If it hurts, do it more often
In our day-to-day work, we'll probably face a challenge or a problem that will be tedious to solve on our own. That's where dependencies come into the equation. Even though they solve our problem at hand, they create a new, subtle one, future maintenance. Even though we didn't develop those dependencies, it becomes our responsibility to maintain them and ensure our product works in accordance.
Updates
It is our responsibility as engineers to watch out for new updates, improvements, changes, and bug fixes. In most cases, our clients or PMs don't know which exact plugin, database, or external libraries we are using so update initiative if needed, should come from us. We should check for updates regularly, otherwise, we can end up in a state where our product malfunctions, gets hard to maintain, or even worse impossible to build.
Updating dependencies should be a regular part of our job. According to Martin Fowler frequency reduces the difficulty, which is the main principle of the Continuous Integration practice:
- Smaller changes - postponing the updates makes them much more difficult as the amount of changes increases, but when broken into smaller chunks they compose easily.
- Feedback - we'll get faster feedback for smaller updates, rather than waiting on the QA team to do the whole regression or smoke test of the app.
- Practice - the more often you do it, the easier it gets.
How often?
Depending on the technology you are using, the project you are working on, or the team you are in there will be various approaches to how dependency updates will be tracked. If there is a possibility, some teams will use automated tools like Dependabot, Snyk, or any other similar tool. Other teams, due to technical limitations, will have to fall back to some manual tracking, either through Productive, Jira, or some project status sheets.
But the update cadence shouldn't differ so much, regardless of how updates are tracked or done. Checks and updates for dependencies should happen regularly, at least once a month.
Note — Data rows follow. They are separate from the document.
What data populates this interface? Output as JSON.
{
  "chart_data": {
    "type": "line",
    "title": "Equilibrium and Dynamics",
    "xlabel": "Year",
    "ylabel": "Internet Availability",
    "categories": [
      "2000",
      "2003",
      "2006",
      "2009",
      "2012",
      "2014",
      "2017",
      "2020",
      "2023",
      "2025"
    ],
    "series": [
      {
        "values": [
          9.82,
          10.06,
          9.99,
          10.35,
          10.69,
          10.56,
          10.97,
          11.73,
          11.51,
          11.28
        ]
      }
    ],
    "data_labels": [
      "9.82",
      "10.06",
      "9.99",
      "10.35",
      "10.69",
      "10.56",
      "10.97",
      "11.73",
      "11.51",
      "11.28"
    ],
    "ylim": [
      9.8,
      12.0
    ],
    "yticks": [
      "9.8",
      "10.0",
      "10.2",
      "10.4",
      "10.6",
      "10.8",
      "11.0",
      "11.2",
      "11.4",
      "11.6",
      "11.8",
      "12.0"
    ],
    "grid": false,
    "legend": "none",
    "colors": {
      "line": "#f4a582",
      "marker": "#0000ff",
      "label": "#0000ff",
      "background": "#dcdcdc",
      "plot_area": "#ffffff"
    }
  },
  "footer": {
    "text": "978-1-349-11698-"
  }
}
If, for any reason, a dependency update is not possible for a longer period, talk to your LEs or TLs and they will try to help you organize the time/project/client so that the problem gets resolved.
Common practice
Before updating any dependency, check the release notes and explore possible changes - through PRs, issues, or code changes if the library is open-sourced. It's hard to define an extensive process that will cover all possible edge cases for this part, but take into consideration a few things before updating:
- If there are breaking changes in the new version and you cannot fix it in a reasonable timeframe - don't update it, leave it as is, open the task on Productive/Jira and notify your PM about it to find some time to update it in the future.
- If you can see from the release notes/changes in code that the update contains only minor changes and bug fixes, update it and smoke test it.
- Please don't update dependencies a day before the release - you won't have time to test it out, nor will our QA, and you are risking new issues popping out.
- Inform your QA if you have done some major updates to look out for possible issues, especially if you cannot check all possible cases. For example, you have updated a few UI-related libraries and you cannot quickly test all possible use cases.
If you have the slightest doubt or you are not sure what to do, **please talk with LEs, TLs, or someone more senior.